Executes Python function provided by the user on a column (columns) of DataFrame connected to its input port.
Returns modified DataFrame
.
Also returns a Transformer that can be later applied
to another DataFrame
with a Transform operation.
The function that will be executed has to:
be named transform_value
,
take exactly two arguments: the value to be transformed and the name of column currently being transformed,
return the transformed value that conforms to the selected target type (parameter).

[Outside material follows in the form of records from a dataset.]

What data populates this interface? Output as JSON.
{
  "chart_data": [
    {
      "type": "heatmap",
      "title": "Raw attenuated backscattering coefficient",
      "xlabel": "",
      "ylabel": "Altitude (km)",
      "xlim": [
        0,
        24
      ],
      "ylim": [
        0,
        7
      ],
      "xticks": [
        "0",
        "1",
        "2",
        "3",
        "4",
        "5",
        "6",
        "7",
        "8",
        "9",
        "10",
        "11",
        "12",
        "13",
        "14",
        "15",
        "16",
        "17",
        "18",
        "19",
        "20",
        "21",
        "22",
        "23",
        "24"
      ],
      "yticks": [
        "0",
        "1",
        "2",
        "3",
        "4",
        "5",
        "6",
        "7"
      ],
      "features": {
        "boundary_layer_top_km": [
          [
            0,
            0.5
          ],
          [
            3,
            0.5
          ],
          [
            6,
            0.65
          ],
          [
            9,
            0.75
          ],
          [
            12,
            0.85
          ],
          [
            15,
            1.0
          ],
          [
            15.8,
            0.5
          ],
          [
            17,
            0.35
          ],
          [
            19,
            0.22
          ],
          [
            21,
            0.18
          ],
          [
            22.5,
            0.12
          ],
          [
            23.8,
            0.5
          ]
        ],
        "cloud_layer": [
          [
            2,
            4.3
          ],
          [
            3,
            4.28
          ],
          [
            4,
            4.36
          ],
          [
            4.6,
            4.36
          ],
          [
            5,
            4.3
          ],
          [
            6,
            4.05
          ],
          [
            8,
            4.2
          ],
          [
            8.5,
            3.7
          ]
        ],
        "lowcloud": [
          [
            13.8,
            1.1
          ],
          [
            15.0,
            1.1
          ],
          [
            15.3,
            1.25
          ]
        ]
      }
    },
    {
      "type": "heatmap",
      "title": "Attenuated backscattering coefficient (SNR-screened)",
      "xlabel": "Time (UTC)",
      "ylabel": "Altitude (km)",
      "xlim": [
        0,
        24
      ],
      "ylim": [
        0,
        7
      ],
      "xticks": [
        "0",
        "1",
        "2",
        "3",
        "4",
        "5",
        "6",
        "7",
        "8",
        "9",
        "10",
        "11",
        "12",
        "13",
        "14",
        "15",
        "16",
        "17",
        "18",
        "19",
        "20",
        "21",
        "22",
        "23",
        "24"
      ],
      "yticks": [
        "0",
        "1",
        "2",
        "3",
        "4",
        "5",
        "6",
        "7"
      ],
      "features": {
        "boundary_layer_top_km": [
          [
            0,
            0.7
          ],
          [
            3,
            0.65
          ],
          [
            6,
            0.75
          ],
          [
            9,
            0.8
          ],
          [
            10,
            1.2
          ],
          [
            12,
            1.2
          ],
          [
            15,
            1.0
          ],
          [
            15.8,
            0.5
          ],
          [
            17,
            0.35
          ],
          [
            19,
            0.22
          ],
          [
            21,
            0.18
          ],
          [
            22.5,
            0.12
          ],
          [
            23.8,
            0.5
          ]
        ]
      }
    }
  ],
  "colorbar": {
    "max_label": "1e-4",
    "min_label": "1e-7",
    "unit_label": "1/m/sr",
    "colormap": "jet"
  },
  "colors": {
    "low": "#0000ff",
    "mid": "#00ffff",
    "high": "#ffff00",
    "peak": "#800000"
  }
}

The function is applied to the input DataFrame
in parallel for better performance.
The variables and functions available in the operations’ global scope:
dataframe()
- a function that returns the input DataFrame
for this operation.
Everytime the input DataFrame
changes, the dataframe()
returns the updated DataFrame
.
sc
- Spark Context
spark
- Spark Session
sqlContext
- SQL Context
def transform_value(value, column_name):
return value
Since: Seahorse 1.0.0
Port | Type Qualifier | Description |
---|---|---|
0 |
DataFrame |
The DataFrame to be transformed. |
Port | Type Qualifier | Description |
---|---|---|
0 |
DataFrame |
The output DataFrame . |
1 |
Transformer |
A Transformer that allows to apply the operation on other
DataFrames using a Transform. |
Name | Type | Description |
---|---|---|
column operation code |
Code Snippet |
The Python code to be executed. It has to contain a Python function complying to the signature presented in the operation's description. |
target type |
Choice |
The target type of the conversion. Possible values are:
[String, Boolean, Timestamp, Double, Float, Long, Integer, Vector] . |
operate on |
InputOutputColumnSelector |
Input and output columns for the operation. |
Name | Value |
---|---|
column operation code |
def transform_value(value, column_name): return min(value, 2.0) |
target type |
double |
operate on |
one column |
input column |
"Weight" |
output |
append new column |
output column |
"WeightCutoff" |
Animal | Kind | Weight |
---|---|---|
Cow | Mammal | 300.0 |
Ostrich | Bird | 0.5 |
Dog | Mammal | 5.0 |
Sparrow | Bird | 0.5 |
Thing | null |
Animal | Kind | Weight | WeightCutoff |
---|---|---|---|
Cow | Mammal | 300.0 | 2.0 |
Ostrich | Bird | 0.5 | 0.5 |
Dog | Mammal | 5.0 | 2.0 |
Sparrow | Bird | 0.5 | 0.5 |
Thing | null | null |